08 June 2011

Something's Gotta Give

Have you ever worked through one of those Belbin Team Role tests that puts you in categories such as Team-worker, Implementer, Co-ordinator, Completer-Finisher etc.



Although mine comes out across a few categories, by far my strongest trait is the Completer Finisher. Here’s a definition of this personality type:
The Completer Finisher is a perfectionist and will often go the extra mile to make sure everything is "just right," and the things he or she delivers can be trusted to have been double-checked and then checked again. The Completer Finisher has a strong inward sense of the need for accuracy, and sets his or her own high standards rather than working on the encouragement of others. They may frustrate their teammates by worrying excessively about minor details at the expense of meeting deadlines, and by refusing to delegate tasks that they do not trust anyone else to perform.
A lot of this rings very true, but definitely not the ‘not meeting deadlines’ bit as my next highest trait is the Implementer – who is ALWAYS trusted to meet a deadline.  In general, I HATE starting something that I’m not sure I can complete on time and to a really high standard, and this means I often won’t start something unless I’m sure I can give it my all AND deliver on time. I love ticking things off my to-do list and  my own personal feeling of satisfaction from ‘finishing’ a task always means more to me than any subsequent recognition for a job well done.  



Sadly though, what other people would accept as ‘good enough’ for my efforts at something is often still not ‘good enough’ for my own high standards. Case in point, I bet you didn’t realise that I read and re-read my blog posts about ten times before I ever push the button to ‘post’ them, tweaking here, adding there. I am my own worst enemy sometimes.

Where am I going with all this? Well a few weeks back I was talking about doing a photo book for Noah’s fifth birthday? Yeah, well, it’s not going so well.

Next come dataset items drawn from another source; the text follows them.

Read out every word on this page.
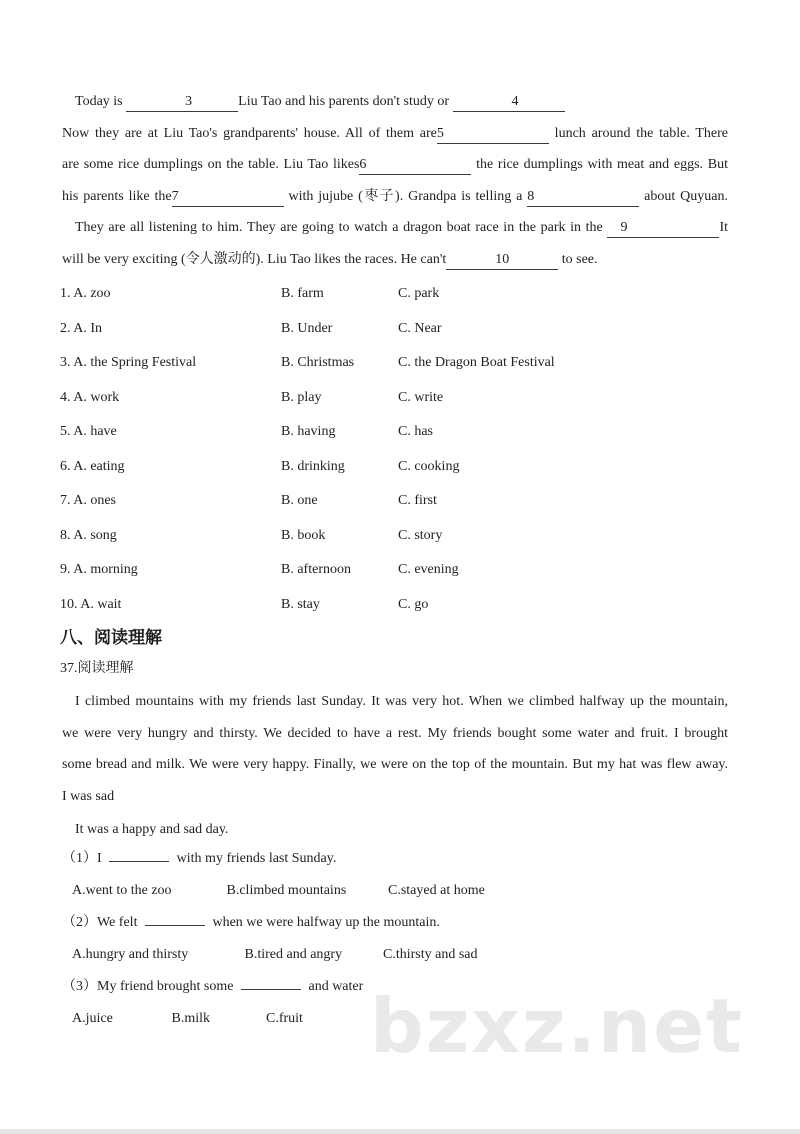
Today is	3	Liu Tao and his parents don't study or	4
Now they are at Liu Tao's grandparents' house. All of them are5	lunch around the table. There
are some rice dumplings on the table. Liu Tao likes6	the rice dumplings with meat and eggs. But
his parents like the7	with jujube (枣子). Grandpa is telling a 8	about Quyuan.
They are all listening to him. They are going to watch a dragon boat race in the park in the 9	It
will be very exciting (令人激动的). Liu Tao likes the races. He can't	10	to see.
1. A. zoo	B. farm	C. park
2. A. In	B. Under	C. Near
3. A. the Spring Festival	B. Christmas	C. the Dragon Boat Festival
4. A. work	B. play	C. write
5. A. have	B. having	C. has
6. A. eating	B. drinking	C. cooking
7. A. ones	B. one	C. first
8. A. song	B. book	C. story
9. A. morning	B. afternoon	C. evening
10. A. wait	B. stay	C. go
八、阅读理解
37.阅读理解
I climbed mountains with my friends last Sunday. It was very hot. When we climbed halfway up the mountain,
we were very hungry and thirsty. We decided to have a rest. My friends bought some water and fruit. I brought
some bread and milk. We were very happy. Finally, we were on the top of the mountain. But my hat was flew away.
I was sad
It was a happy and sad day.
（1）I	with my friends last Sunday.
A.went to the zoo	B.climbed mountains	C.stayed at home
（2）We felt	when we were halfway up the mountain.
A.hungry and thirsty	B.tired and angry	C.thirsty and sad
（3）My friend brought some	and water
A.juice	B.milk	C.fruit bzxz.net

Phew...it’s out there. I said it.

And I’m feeling like this huge disappointment of a mother who had promised to do something and is failing to deliver. Never mind that the only person I promised to do this before his birthday was myself, Noah doesn’t even know about it and I’m sure if he knew he would care even less. He’d much rather have an awesome Star Wars birthday party to remember, and well…I am also working on that!

So it’s only me who is beating me up and yet I AM beating myself up over it…and then when I realise I’m beating myself up about it, I beat myself up a bit more for being so silly for even thinking it’s worth beating myself up over in the first place. Seriously what’s up with that?!

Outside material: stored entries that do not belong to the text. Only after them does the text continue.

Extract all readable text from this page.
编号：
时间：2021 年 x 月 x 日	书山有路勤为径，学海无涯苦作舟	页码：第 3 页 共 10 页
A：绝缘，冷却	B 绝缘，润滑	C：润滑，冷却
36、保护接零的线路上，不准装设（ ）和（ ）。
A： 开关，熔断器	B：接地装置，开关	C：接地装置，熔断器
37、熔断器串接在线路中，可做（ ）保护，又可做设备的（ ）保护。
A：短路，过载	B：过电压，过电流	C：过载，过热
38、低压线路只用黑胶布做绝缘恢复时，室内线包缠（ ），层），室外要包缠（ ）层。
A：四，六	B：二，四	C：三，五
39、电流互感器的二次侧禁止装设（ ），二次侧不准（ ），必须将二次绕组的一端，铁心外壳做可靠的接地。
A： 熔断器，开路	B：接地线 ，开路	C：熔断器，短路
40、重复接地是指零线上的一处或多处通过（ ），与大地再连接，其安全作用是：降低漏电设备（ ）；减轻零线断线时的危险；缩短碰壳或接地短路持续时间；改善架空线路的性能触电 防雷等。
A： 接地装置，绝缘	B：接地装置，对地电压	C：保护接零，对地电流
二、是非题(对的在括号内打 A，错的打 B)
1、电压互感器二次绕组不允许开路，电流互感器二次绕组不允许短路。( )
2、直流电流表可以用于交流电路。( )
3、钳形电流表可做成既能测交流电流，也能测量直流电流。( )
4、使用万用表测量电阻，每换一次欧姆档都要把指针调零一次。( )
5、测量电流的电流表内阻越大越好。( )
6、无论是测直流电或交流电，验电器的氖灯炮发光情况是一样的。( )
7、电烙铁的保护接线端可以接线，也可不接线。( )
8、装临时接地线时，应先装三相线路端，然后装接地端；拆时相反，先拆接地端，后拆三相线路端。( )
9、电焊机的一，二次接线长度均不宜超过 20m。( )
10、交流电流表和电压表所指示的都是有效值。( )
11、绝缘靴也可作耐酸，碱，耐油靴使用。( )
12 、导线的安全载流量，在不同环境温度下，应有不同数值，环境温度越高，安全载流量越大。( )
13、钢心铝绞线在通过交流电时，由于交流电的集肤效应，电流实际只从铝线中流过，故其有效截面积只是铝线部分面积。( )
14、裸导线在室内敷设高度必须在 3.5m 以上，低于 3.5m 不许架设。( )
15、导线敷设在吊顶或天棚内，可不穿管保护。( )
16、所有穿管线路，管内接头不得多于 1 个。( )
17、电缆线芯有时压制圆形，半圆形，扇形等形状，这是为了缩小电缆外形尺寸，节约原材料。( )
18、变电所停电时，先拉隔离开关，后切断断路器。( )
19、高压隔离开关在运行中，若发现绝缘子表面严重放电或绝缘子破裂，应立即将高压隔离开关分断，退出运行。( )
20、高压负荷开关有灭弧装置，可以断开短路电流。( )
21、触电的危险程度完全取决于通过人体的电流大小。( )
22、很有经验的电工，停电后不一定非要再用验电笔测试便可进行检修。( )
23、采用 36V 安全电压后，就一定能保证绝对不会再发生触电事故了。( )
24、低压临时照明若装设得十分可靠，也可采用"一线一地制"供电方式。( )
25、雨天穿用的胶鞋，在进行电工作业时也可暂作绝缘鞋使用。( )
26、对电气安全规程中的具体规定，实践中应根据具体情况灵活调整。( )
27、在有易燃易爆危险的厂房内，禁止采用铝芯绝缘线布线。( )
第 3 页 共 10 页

It’s not as if I haven’t started the book. And I totally intend to finish it. But I’ve fast realised, it’s just not gonna happen between now and 2nd August. My biggest struggle is having to decide how to shape it. I mean how do you rank five years of amazing memories to decide what makes the cut?! I'm also struggling with the fact that all our early photos of Noah are from three cameras ago when I was completely clueless about taking good photos – so I've been very critical about finding any that measure up to today’s standards. And after completing a few chronological pages up to about 17 months in age, I realised it is near impossible to cram several months’ worth of life’s special moments into one 2-page spread. So I’m now thinking about changing to themed pages: grandparents, other family, his soft toy monkeys, his bikes, favourite spots around Welly, Star Wars, Punch Buggies, special friends, being a big brother, holiday highlights etc, but that in itself means major revisions.

So, though it pains me to say it, something’s gotta give. Being able to dedicate sufficient time and creative inspiration to doing this when my brain is already abuzz with party ideas and blog posts is impossible. There are already a very limited number of hours in the day and week once you knock out 40 hours for work, and then as many hours as we can pack in with family time with what’s left.


I am trying to accept the fact that - I JUST CAN’T DO IT ALL. Oh but that doesn't stop me from wanting to.You see, I’d also love to be doing the 30 Day Photography Challenge that a few other bloggy friends are doing during the month of June. Or write the Letter to My Self Aged 85 that others have recently done.  I find I have to talk myself out of doing more, committing to more than I can handle on a daily basis. 

So I’m still disappointed about the photo book.

Meh.

And more disappointed for letting it get to me.

Somewhere along the way, I need to get a grip and get over it. And you know what, I might just have the perfect distraction ….. after all the next thing on the to-do list is to make a Death Star piƱata for Noah’s party from scratch …..um yeah... My. Own. Worst. Enemy.


Does anyone else struggle with this? Tell me I'm not alone here!